Schematic of the complete NRM system.
At the core of this system resides a digital electronics board endowed with essential components such as an FPGA circuit, a microcontroller and an embedded memory. It is equipped with Ethernet and USB connectivity to facilitate online data acquisition and visualization via a PC. An analog to Digital Converter (ADC) digitizes the acquired signal, stores the data and subsequently transmits the data to a PC for visualization and post-acquisition processing and analysis.

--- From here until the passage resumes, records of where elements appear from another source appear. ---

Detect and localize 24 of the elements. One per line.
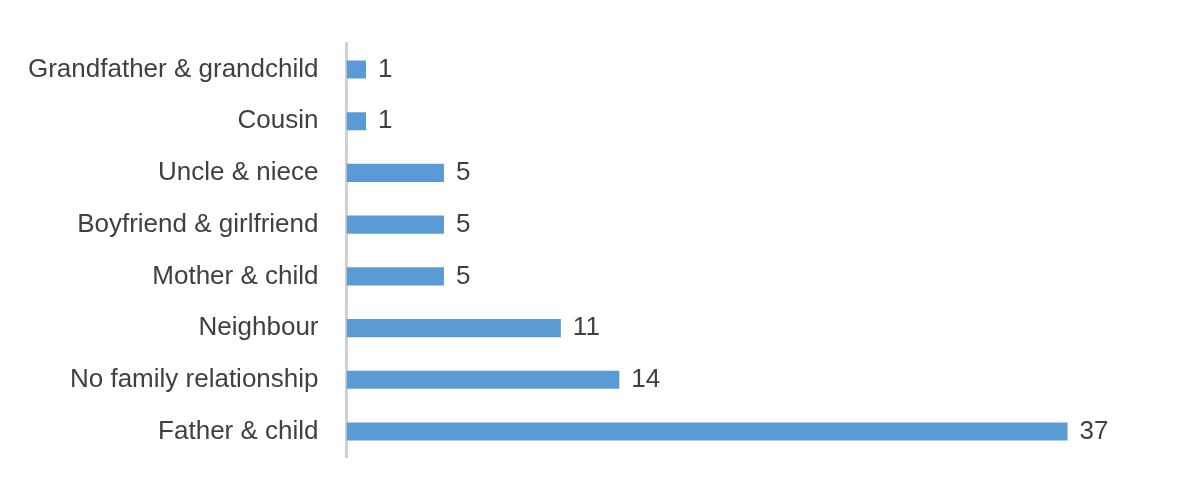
bar bbox=[346, 370, 620, 389]
bar bbox=[346, 215, 444, 234]
y-tick-label: Cousin bbox=[237, 104, 319, 135]
data-label: 5 bbox=[455, 259, 471, 290]
y-tick-label: Boyfriend & girlfriend bbox=[77, 207, 319, 238]
data-label: 1 bbox=[377, 104, 393, 135]
y-tick-label: Grandfather & grandchild bbox=[27, 52, 319, 83]
bar bbox=[346, 60, 366, 79]
y-tick-label: Father & child bbox=[158, 414, 319, 445]
bar bbox=[346, 267, 444, 286]
y-tick-label: Mother & child bbox=[152, 259, 319, 290]
data-label: 5 bbox=[455, 207, 471, 238]
data-label: 14 bbox=[631, 362, 661, 393]
data-label: 11 bbox=[572, 311, 600, 342]
data-label: 1 bbox=[377, 52, 393, 83]
y-tick-label: No family relationship bbox=[69, 362, 319, 393]
bar bbox=[346, 112, 366, 131]
bar bbox=[346, 163, 444, 182]
data-label: 5 bbox=[455, 156, 471, 187]
y-tick-label: Uncle & niece bbox=[158, 156, 319, 187]
y-tick-label: Neighbour bbox=[198, 311, 319, 342]
bar bbox=[346, 319, 561, 338]
bar bbox=[346, 422, 1068, 441]
data-label: 37 bbox=[1079, 414, 1109, 445]
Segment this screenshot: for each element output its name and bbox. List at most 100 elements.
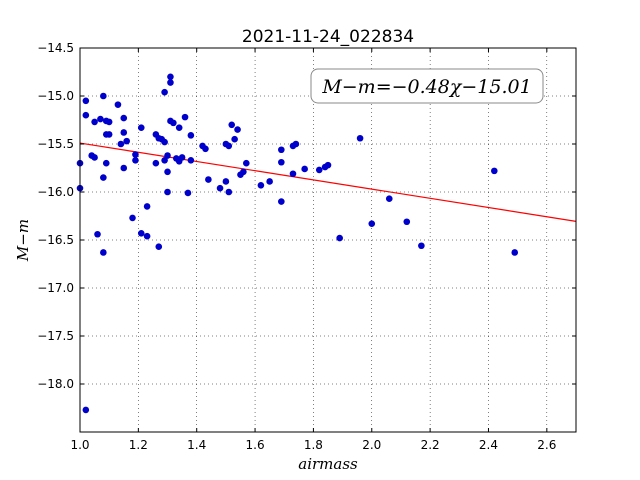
- data-point: [167, 79, 174, 86]
- data-point: [289, 170, 297, 178]
- data-point: [161, 138, 168, 146]
- data-points: [76, 73, 519, 414]
- data-point: [152, 159, 160, 167]
- data-point: [175, 124, 183, 131]
- x-tick-label: 1.6: [246, 438, 265, 452]
- fit-layer: [79, 142, 577, 222]
- axis-ticks: 1.0 1.2 1.4 1.6 1.8 2.0 2.2 2.4 2.6 −14.5 −15.0 −15…: [37, 41, 576, 452]
- x-tick-label: 2.4: [479, 438, 498, 452]
- data-point: [228, 121, 236, 129]
- data-point: [120, 129, 128, 136]
- data-point: [164, 188, 171, 196]
- data-point: [91, 154, 98, 161]
- fit-annotation: M−m=−0.48χ−15.01: [310, 68, 544, 104]
- x-tick-label: 1.0: [70, 438, 89, 452]
- data-point: [225, 188, 233, 196]
- data-point: [91, 118, 98, 126]
- data-point: [187, 157, 195, 164]
- y-tick-label: −14.5: [37, 41, 74, 55]
- data-point: [324, 161, 332, 169]
- y-tick-label: −18.0: [37, 377, 74, 391]
- y-tick-label: −17.5: [37, 329, 74, 343]
- data-point: [202, 145, 209, 153]
- data-point: [170, 119, 177, 127]
- data-point: [356, 134, 364, 142]
- data-point: [120, 164, 128, 172]
- data-point: [143, 232, 151, 240]
- data-point: [82, 406, 90, 414]
- data-point: [155, 243, 163, 251]
- fit-annotation-box: [310, 68, 544, 104]
- data-point: [94, 230, 101, 238]
- data-point: [205, 176, 212, 183]
- data-point: [105, 131, 113, 138]
- data-point: [336, 234, 343, 242]
- data-point: [278, 146, 285, 154]
- data-point: [184, 189, 192, 197]
- data-point: [368, 220, 376, 227]
- y-tick-label: −17.0: [37, 281, 74, 295]
- x-tick-label: 2.2: [421, 438, 440, 452]
- data-point: [167, 73, 174, 81]
- data-point: [216, 184, 224, 192]
- data-point: [234, 126, 241, 133]
- data-point: [511, 249, 519, 256]
- x-axis-label: airmass: [298, 455, 358, 473]
- data-point: [117, 140, 125, 148]
- data-point: [97, 115, 104, 123]
- data-point: [187, 132, 195, 139]
- data-point: [240, 168, 247, 176]
- data-point: [278, 198, 285, 205]
- x-tick-label: 1.8: [304, 438, 323, 452]
- data-point: [100, 92, 107, 100]
- data-point: [164, 168, 171, 176]
- data-point: [385, 195, 393, 203]
- data-point: [137, 124, 145, 131]
- data-point: [161, 157, 168, 164]
- data-point: [418, 242, 425, 250]
- data-point: [161, 88, 168, 96]
- data-point: [105, 118, 113, 126]
- data-point: [123, 137, 130, 145]
- data-point: [132, 151, 139, 158]
- data-point: [301, 165, 308, 173]
- fit-annotation-text: M−m=−0.48χ−15.01: [321, 76, 531, 98]
- data-point: [278, 158, 285, 166]
- x-tick-label: 2.6: [537, 438, 556, 452]
- data-point: [137, 229, 145, 237]
- y-tick-label: −16.0: [37, 185, 74, 199]
- data-point: [181, 113, 189, 121]
- x-tick-label: 2.0: [362, 438, 381, 452]
- data-point: [231, 135, 238, 143]
- data-point: [403, 218, 411, 226]
- data-point: [491, 167, 498, 175]
- data-point: [164, 152, 171, 159]
- data-point: [100, 249, 107, 256]
- data-point: [222, 178, 230, 185]
- data-point: [143, 203, 151, 210]
- data-point: [243, 159, 250, 167]
- fit-line: [79, 142, 577, 222]
- x-tick-label: 1.2: [129, 438, 148, 452]
- data-point: [102, 159, 110, 167]
- y-tick-label: −15.5: [37, 137, 74, 151]
- y-tick-label: −15.0: [37, 89, 74, 103]
- data-point: [292, 140, 300, 148]
- data-point: [114, 101, 122, 108]
- data-point: [100, 174, 107, 181]
- data-point: [132, 157, 139, 164]
- data-point: [82, 97, 90, 105]
- data-point: [266, 178, 273, 185]
- chart-title: 2021-11-24_022834: [242, 27, 414, 47]
- data-point: [225, 142, 233, 150]
- data-point: [178, 154, 186, 161]
- data-point: [257, 181, 265, 189]
- y-axis-label: M−m: [14, 219, 32, 262]
- y-tick-label: −16.5: [37, 233, 74, 247]
- x-tick-label: 1.4: [187, 438, 206, 452]
- data-point: [120, 114, 128, 122]
- data-point: [129, 214, 136, 222]
- data-point: [315, 166, 323, 174]
- data-point: [82, 111, 90, 119]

Aluminum shielding on PCB to protect amplification chain from external electronic noises
Helmholtz coils
Since the electrical signal to be measured is characterized by exceedingly low amplitudes, few nanovolts (nV), the primary challenge encountered was the separation of acquired NMR signals from the background electrical noise.
HMI interface
The Detectors
The gamma detectors fit inside openings made inside the magnet structure. To determine the optimal detector features, different simulations have been carried out, with different variable parameters, so as to reach a final optimal design that meets the original requirements in the most effective way.
Two electronic boards have been designed and custom made with the aim of signal readout and processing. The readout boards contain the power supply and signal processing circuit. The prototype design allows the installation of several detectors in transversal and longitudinal positions. The detectors are heat calibrated using proprietary software.
The Data Acquisition Electronics
The Image Reconstruction Software
The image reconstruction software is one of the key elements in the GAMMA-MRI prototype. The reconstruction process aims at determining the number of events originating in voxel j based on the gamma-ray emission time and direction.
Utilizing a maximum likelihood expectation maximization (MLEM) algorithm, it calculates voxel activity, considering sensitivity through a detailed detector simulation. The iterative reconstruction, monitored for convergence, loops over iterations to find the optimum number of events per voxel. The code generates images from simulated data and provides valuable feedback on physical parameters and their impact on image quality. For a consistent simulation a proper description of the gamma-interactions is also included with effects of shielding, background and scatter. In this way, the efficiency for gamma-ray detection is derived, which enters as the sensitivity parameter in the simulations.
A detailed explanation of the image reconstruction process can be found at the link: Image Reconstruction Presentation
The Image Reconstruction process uses iterative methods.